- 1/2 pound potatoes
- Kosher salt
- Freshly ground black pepper
- 3/4 cup shredded green cabbage
- 3 tablespoons mayonnaise
- 1 1/2 tablespoons ketchup
- 1 1/2 tablespoons apple cider vinegar
- 1 tablespoon finely chopped shallot
- 1 tablespoons finely chopped fresh dill
- 3/4 pound cooked corned beef
- 4 slices rye bread
- 6 slices swiss cheese
- 2 tablespoons unsalted butter
How to make this recipe
In a medium saucepan, cover the potatoes with salted water and bring to a boil. Boil until the potatoes are tender, about 20 minutes.

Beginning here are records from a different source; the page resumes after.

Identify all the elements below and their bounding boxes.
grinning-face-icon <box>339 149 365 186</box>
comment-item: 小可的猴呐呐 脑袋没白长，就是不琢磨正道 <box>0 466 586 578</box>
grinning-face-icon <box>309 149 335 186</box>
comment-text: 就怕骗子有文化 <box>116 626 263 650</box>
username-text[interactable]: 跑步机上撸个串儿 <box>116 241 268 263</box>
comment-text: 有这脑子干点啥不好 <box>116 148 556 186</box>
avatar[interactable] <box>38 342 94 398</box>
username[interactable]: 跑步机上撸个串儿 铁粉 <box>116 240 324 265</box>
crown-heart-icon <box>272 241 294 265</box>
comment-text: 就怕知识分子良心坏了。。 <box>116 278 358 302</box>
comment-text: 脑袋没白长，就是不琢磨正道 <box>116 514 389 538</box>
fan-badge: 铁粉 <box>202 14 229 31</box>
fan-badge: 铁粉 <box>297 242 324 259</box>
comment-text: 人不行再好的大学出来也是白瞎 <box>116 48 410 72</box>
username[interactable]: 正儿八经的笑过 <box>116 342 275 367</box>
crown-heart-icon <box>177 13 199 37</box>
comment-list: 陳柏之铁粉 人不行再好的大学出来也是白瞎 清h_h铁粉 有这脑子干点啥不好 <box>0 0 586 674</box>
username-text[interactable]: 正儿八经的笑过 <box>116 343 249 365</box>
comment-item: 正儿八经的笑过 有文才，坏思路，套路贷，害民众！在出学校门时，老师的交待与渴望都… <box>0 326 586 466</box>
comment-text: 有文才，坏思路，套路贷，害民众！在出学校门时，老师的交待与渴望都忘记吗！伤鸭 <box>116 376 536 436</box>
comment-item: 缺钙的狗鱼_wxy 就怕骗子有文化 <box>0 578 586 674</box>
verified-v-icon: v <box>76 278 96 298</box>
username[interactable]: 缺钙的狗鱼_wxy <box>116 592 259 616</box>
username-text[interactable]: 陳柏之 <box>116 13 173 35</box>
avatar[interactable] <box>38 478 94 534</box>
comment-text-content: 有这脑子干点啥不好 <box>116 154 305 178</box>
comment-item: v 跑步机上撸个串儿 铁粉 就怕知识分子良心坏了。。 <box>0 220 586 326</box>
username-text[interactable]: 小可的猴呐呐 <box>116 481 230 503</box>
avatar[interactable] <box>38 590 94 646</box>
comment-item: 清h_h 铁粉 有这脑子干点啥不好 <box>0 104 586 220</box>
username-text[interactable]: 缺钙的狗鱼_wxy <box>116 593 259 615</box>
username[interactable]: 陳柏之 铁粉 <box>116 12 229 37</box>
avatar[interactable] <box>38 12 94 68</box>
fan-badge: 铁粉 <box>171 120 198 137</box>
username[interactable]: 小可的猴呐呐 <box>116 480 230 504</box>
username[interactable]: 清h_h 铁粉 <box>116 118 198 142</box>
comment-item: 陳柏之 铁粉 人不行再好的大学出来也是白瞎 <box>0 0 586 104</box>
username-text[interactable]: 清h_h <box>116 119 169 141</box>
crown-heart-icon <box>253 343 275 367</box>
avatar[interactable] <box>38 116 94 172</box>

Meanwhile, in a bowl, stir together the cabbage, mayonnaise, ketchup, vinegar, shallot and dill and season to taste with salt and pepper.
When the potatoes are cool enough to handle, peel them and cut into chunks. Toss the potatoes with the cabbage salad in the bowl.
Make 2 sandwiches with the bread, corned beef, potato-cabbage salad, and cheese.
In a large heavy skillet, heat the butter over medium low heat until hot. Add the sandwiches, pressing down and turning once, and cook, covered, until the bread is golden and the cheese is melted, about 6 minutes total. Serve.